Still full of surprises
This new study shows that octopus at hydrothermal vents impact more than their own little hotspots — they drive whole ecosystems with undefined boundaries.
“Historically, we’ve focused on hydrothermal vents and cold seeps and those crazy animals that exist at these extreme places and do these wackadoo things,” said Du Preez, “but studies like this show us that it’s not just that alien world.
“When you think about the magnitude of octopus that Jim (Barry) and his team found,” Du Preez said, “and the number of offspring that that site is putting out, and how widely distributed that octopus is, it’s hard to actually wrap your head around how much that site is probably influencing the larger ocean. The Pacific Ocean is massive, and its at depths that these octopus can migrate to — it’s all interconnected.”
Barry and DeVogelaere’s teams have more work to do at Davidson Seamount. They plan to learn more about the geology and the plumbing of the hydrothermal springs, more about the carbon these nurseries contribute to the deep-sea ecosystems and more about the octopus themselves — how octopus moms decide where to allocate their energy and how they fight predators, where hatchlings go after they’ve hatched and how they find their way back.
But to understand the global scale of the nurseries’ impacts, they’ll keep spending time with individuals. Du Preez said it’s amazing to study creatures whose mysterious lives in the deep sea are so cryptic and yet so relatable.
“We all have moms, we all know sacrifice for the next generation,” she said. “We think of that as so human, and then 3,000 meters down into the deep we’re finding animals that remind us of that.”
Barry finds it hard to describe the experience of getting to know individual animals over time.

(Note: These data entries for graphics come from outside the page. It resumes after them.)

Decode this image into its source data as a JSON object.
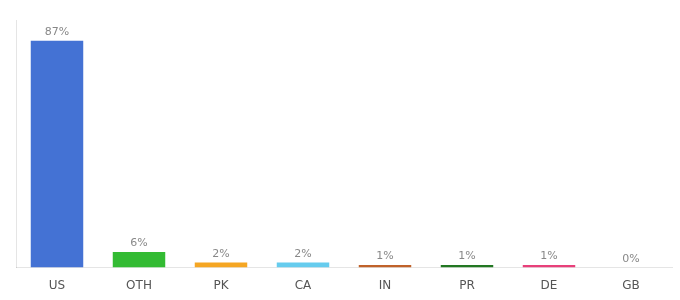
{
  "chart_data": {
    "type": "bar",
    "categories": [
      "US",
      "OTH",
      "PK",
      "CA",
      "IN",
      "PR",
      "DE",
      "GB"
    ],
    "values": [
      87,
      6,
      2,
      2,
      1,
      1,
      1,
      0
    ],
    "value_labels": [
      "87%",
      "6%",
      "2%",
      "2%",
      "1%",
      "1%",
      "1%",
      "0%"
    ],
    "colors": [
      "#4472d4",
      "#33bb33",
      "#f5a623",
      "#66ccee",
      "#c0622a",
      "#227722",
      "#e8407a",
      "#8b4513"
    ],
    "ylim": [
      0,
      95
    ],
    "grid": false,
    "data_labels": true,
    "tick_labels": "x"
  }
}
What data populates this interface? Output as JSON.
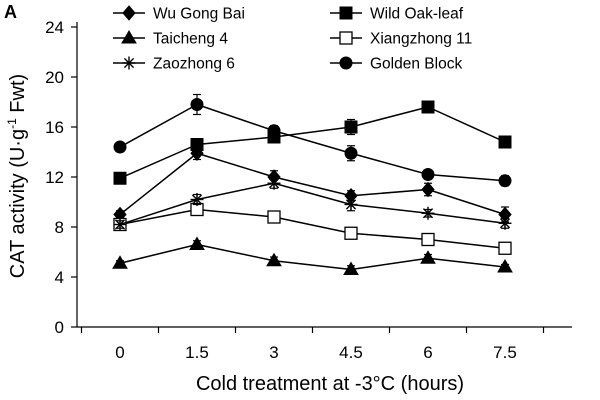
{
  "chart_data": {
    "type": "line",
    "panel_label": "A",
    "title": "",
    "xlabel": "Cold treatment at -3°C (hours)",
    "ylabel_main": "CAT activity (U·g",
    "ylabel_sup": "-1",
    "ylabel_end": " Fwt)",
    "x": [
      0,
      1.5,
      3,
      4.5,
      6,
      7.5
    ],
    "x_tick_labels": [
      "0",
      "1.5",
      "3",
      "4.5",
      "6",
      "7.5"
    ],
    "ylim": [
      0,
      24
    ],
    "y_ticks": [
      0,
      4,
      8,
      12,
      16,
      20,
      24
    ],
    "y_tick_labels": [
      "0",
      "4",
      "8",
      "12",
      "16",
      "20",
      "24"
    ],
    "grid": false,
    "legend_position": "top",
    "line_color": "#000000",
    "series": [
      {
        "name": "Wu Gong Bai",
        "marker": "diamond",
        "values": [
          9.0,
          13.9,
          12.0,
          10.5,
          11.0,
          9.0
        ],
        "errors": [
          0.3,
          0.5,
          0.5,
          0.4,
          0.5,
          0.6
        ]
      },
      {
        "name": "Wild Oak-leaf",
        "marker": "square",
        "values": [
          11.9,
          14.6,
          15.2,
          16.0,
          17.6,
          14.8
        ],
        "errors": [
          0.3,
          0.3,
          0.4,
          0.6,
          0.3,
          0.3
        ]
      },
      {
        "name": "Taicheng 4",
        "marker": "triangle",
        "values": [
          5.1,
          6.6,
          5.3,
          4.6,
          5.5,
          4.8
        ],
        "errors": [
          0.2,
          0.3,
          0.3,
          0.3,
          0.3,
          0.2
        ]
      },
      {
        "name": "Xiangzhong 11",
        "marker": "open-square",
        "values": [
          8.2,
          9.4,
          8.8,
          7.5,
          7.0,
          6.3
        ],
        "errors": [
          0.3,
          0.3,
          0.3,
          0.3,
          0.3,
          0.3
        ]
      },
      {
        "name": "Zaozhong 6",
        "marker": "star",
        "values": [
          8.2,
          10.2,
          11.5,
          9.8,
          9.1,
          8.3
        ],
        "errors": [
          0.3,
          0.4,
          0.4,
          0.5,
          0.3,
          0.4
        ]
      },
      {
        "name": "Golden Block",
        "marker": "circle",
        "values": [
          14.4,
          17.8,
          15.7,
          13.9,
          12.2,
          11.7
        ],
        "errors": [
          0.3,
          0.8,
          0.4,
          0.6,
          0.3,
          0.4
        ]
      }
    ]
  }
}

“Those are beautiful and just amazing to me, and I love working on them, but there’s something about these octopus that you can relate to, on a personal level that you can’t relate to with a coral,” he said. “This might be my favorite project…it’s certainly the most compelling.”
DeVogelaere hopes the work will motivate the next generation of marine scientists. “A lot of people think that maybe the age of exploration is done, but there’s still new animals to be found and new places to explore and there’s actually, I believe, a real need to know and understand them,” he said.